Pari gagnant. Leur télescope Trappist observe les trois premières exoplanètes en 2016. Ils obtiennent alors l'aide de la Nasa qui utilise son télescope Spitzer pour observer cet endroit. "Ce télescope va rester en observation continue sur cet espace une vingtaine de jours", détaille l'astronome. "Le support de la Nasa nous a donc aidé à confirmer nos observations précédentes et à comprendre le système Trappist-1".

Spitzer a montré la présence d'au moins sept exoplanètes dans ce système Trappist-1. "Elles sont de type rocheuse et d'un diamètre similaire à celui de la Terre. Trois sont situées en zone habitable, c'est-à-dire qu'on peut trouver de l'eau sous forme liquide si l'atmosphère le permet", explique Emmanuel Jehin.

Les télescopes Hubble et James Webb prennent le relais

Le télescope de la Nasa Hubble va prendre la relève en observant le système Trappist-1. Puis, à partir de 2019, ce sera le tour de son successeur, James Webb Space Telescope, développé par la Nasa et l'ESA. Celui-ci permettra éventuellement de déterminer la composition de l'atmosphère des sept exoplanètes, annonce Emmanuel Jehin.

Concrètement, les astronomes espèrent trouver "les molécules qui présagent de la vie : eau, ozone, méthane et dioxyde de carbone. Si ces quatre molécules sont présentes sur ces exoplanètes, c'est qu'il y a très probablement de la vie", expose Emmanuel Jehin.

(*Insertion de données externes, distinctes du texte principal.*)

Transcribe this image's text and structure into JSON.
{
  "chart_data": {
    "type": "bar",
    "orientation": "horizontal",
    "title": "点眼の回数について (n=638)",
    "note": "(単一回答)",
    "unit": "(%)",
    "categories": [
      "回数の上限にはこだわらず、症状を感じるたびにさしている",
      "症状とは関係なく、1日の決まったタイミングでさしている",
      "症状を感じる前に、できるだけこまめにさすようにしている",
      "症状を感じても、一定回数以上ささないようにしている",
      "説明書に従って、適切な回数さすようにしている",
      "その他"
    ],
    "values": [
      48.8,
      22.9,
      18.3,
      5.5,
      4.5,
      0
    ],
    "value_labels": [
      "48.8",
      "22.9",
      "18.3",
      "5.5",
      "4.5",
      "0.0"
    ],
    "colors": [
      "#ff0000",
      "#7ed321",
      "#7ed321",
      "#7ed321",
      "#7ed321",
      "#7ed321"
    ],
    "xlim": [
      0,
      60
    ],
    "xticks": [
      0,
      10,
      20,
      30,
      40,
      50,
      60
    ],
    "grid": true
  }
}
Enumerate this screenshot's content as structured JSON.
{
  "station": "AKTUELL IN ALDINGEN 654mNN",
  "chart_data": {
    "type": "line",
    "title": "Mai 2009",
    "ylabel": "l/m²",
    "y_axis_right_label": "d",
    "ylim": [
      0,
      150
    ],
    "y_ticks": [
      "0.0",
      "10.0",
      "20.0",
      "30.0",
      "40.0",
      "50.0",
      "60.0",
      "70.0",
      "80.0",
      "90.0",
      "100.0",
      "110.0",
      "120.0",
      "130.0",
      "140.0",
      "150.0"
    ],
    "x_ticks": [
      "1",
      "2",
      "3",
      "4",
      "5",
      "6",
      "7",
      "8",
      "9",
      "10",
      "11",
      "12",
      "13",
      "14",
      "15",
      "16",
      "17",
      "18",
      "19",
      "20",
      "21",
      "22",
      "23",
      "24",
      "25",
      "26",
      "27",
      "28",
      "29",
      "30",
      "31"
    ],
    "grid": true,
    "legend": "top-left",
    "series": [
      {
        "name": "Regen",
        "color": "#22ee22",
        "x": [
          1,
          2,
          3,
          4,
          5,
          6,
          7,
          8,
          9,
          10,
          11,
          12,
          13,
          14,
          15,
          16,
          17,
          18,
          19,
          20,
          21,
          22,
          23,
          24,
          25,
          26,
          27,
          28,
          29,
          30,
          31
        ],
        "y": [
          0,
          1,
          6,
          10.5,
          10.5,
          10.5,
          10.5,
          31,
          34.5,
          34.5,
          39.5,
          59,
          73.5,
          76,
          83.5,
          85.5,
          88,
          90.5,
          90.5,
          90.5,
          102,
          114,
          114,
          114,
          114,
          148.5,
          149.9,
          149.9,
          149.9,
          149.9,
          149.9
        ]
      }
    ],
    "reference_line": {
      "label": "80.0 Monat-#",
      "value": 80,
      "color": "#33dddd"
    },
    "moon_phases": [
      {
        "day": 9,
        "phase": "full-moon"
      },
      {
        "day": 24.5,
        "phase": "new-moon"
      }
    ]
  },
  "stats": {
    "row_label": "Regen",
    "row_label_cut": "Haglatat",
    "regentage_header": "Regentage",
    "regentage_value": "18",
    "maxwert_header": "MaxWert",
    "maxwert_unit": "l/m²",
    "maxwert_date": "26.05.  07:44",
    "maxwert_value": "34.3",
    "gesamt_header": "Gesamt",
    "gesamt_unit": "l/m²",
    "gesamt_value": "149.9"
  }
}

Quatre télescopes dans le désert d'Atacama pour Speculoos

Leur télescope Trappist est le prototype d'un projet plus ambitieux, Speculoos. A long terme, c'est quatre télescopes robotisés d'un mètre de diamètre qui vont être implantés dans le désert d'Atacama au Chili. L'équipe belge a déjà obtenu un financement européen de l'ERC (Conseil européen de la recherche) de plus de deux millions d'euros, et les universités de Cambridge et d'Arabie Saoudite vont aussi participer.

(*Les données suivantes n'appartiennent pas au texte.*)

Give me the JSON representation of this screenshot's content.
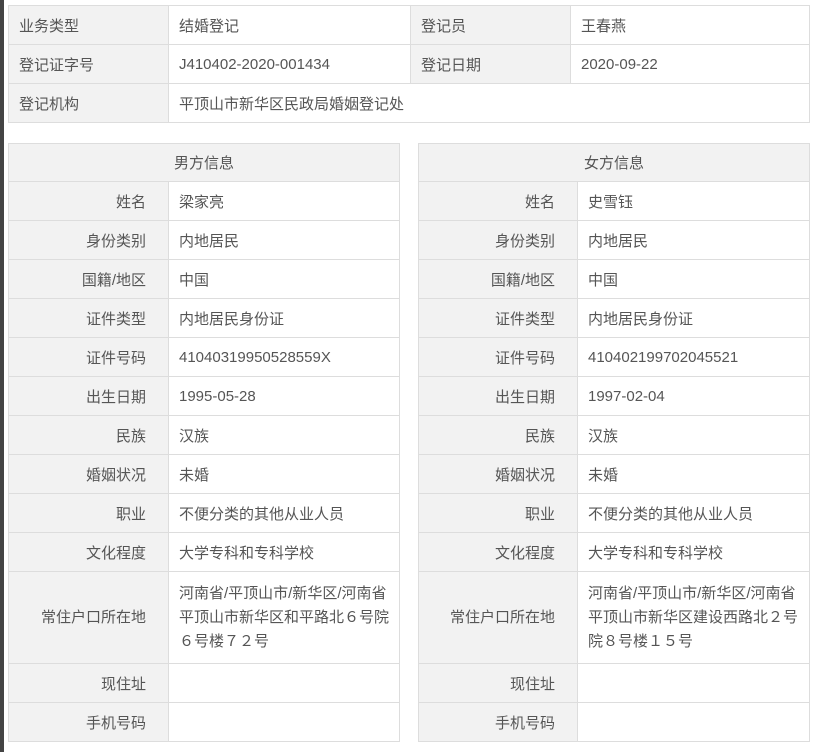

"Pendant 10 ans, ces télescopes vont surveiller près de 1 000 étoiles ultra-naines à la recherche d'exoplanètes potentiellement habitables", explique Emmanuel Jehin. Puisqu'ils sont robotisés, ces télescopes ne nécessitent aucune présence sur place, ils sont programmés à distance et les données seront analysées depuis la Belgique. Pourquoi le désert d'Atacama ? Emmanuel Jehin parle d'un ciel quasiment pur, sans pollution atmosphérique ni lumineuse. Avec ce projet Speculoo l'équipe de l'Université de Liège a de quoi nous faire rêver pendant quelques années encore.